= Law of Sri Lanka =

The legal system in Sri Lanka comprises collections of codified and uncodified forms of law, of many origins subordinate to the Constitution of Sri Lanka which is the highest law of the island. Its legal framework is a mixture of legal systems of Roman-Dutch law, English law, Kandian law, Thesavalamai and Muslim law. This mixture is a result of the diverse history of the island as a result criminal law is based on English law while much of the common law is Roman-Dutch law, with certain aspects such as marriage, divorce, and inheritance associated with Kandian law, Thesavalamai and Muslim law based on the community and geography.

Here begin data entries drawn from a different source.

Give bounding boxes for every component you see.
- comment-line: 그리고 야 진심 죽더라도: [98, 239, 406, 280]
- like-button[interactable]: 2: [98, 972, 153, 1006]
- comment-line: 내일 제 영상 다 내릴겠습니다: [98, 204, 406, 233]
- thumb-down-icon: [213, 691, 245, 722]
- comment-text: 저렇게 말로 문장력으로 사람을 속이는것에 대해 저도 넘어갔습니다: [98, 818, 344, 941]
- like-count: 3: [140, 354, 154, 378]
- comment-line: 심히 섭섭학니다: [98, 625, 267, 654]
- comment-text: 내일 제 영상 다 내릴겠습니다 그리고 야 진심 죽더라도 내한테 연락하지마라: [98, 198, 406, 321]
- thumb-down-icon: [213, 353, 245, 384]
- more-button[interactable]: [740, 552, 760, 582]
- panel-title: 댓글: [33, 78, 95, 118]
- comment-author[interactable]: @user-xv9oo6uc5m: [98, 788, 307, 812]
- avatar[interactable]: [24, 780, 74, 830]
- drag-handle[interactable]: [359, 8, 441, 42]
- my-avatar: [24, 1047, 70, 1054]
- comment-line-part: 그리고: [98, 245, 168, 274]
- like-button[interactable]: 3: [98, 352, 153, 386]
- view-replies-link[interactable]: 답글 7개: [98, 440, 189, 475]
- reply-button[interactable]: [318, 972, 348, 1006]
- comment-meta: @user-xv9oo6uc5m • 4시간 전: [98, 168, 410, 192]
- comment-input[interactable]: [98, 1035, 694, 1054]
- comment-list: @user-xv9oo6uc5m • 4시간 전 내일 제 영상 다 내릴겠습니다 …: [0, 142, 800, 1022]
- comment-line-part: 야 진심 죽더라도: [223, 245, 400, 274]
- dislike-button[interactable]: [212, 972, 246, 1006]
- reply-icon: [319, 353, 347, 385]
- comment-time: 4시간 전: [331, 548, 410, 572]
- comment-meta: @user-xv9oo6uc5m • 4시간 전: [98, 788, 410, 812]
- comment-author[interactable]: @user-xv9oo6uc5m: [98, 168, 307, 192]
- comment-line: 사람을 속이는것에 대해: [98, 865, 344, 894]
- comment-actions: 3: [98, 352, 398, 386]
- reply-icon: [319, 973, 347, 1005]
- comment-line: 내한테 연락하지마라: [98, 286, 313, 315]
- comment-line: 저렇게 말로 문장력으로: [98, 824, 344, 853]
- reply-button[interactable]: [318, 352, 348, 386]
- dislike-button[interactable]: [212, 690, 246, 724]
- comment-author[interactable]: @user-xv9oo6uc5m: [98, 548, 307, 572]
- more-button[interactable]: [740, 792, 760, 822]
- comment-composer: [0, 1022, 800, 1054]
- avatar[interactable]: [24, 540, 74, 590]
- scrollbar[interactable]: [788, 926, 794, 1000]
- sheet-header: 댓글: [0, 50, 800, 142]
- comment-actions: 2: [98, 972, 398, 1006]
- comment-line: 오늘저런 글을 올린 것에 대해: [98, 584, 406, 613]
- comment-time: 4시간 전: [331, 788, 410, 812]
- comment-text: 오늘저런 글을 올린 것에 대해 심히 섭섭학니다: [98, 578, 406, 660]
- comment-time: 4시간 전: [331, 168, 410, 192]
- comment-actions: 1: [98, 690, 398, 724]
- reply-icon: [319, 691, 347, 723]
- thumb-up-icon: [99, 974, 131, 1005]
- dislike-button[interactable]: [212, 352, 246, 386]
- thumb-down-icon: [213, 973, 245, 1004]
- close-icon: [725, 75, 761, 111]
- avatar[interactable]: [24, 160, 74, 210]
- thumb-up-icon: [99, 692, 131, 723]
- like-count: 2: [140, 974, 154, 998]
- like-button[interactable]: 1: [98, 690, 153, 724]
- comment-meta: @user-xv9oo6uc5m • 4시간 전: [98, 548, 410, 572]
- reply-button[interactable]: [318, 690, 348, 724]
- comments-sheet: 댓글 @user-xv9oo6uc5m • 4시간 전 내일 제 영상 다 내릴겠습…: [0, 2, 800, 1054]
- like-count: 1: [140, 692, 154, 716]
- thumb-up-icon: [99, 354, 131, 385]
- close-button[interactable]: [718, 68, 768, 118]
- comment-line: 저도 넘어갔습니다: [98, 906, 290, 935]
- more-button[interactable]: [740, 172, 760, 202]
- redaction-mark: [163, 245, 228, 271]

The Supreme Court of Sri Lanka is the highest court for all criminal and civil cases in Sri Lanka. This is followed by the Court of Appeal, High Court, District Courts, Magistrates' Courts and Primary Court as part of the Sri Lankan judicial system.

==Judicial system==

Sri Lanka's judiciary consists of;

- Courts of law
- Supreme Court of Sri Lanka
- Court of Appeal of Sri Lanka
- High Court of Sri Lanka
- District Courts
- Magistrate's Courts
- Primary Courts

== Legal practitioners ==

There were two types of practitioners; Advocates and Proctors based on English law, while since the implementation of the Justice Law No. 44 of 1973, there are only one type of legal practitioners authorized to represent others in all court of law in the island and are also authorized to give advice regarding any matter of law, known as Attorneys at law. Practitioners are divided between the official bar and unofficial bar.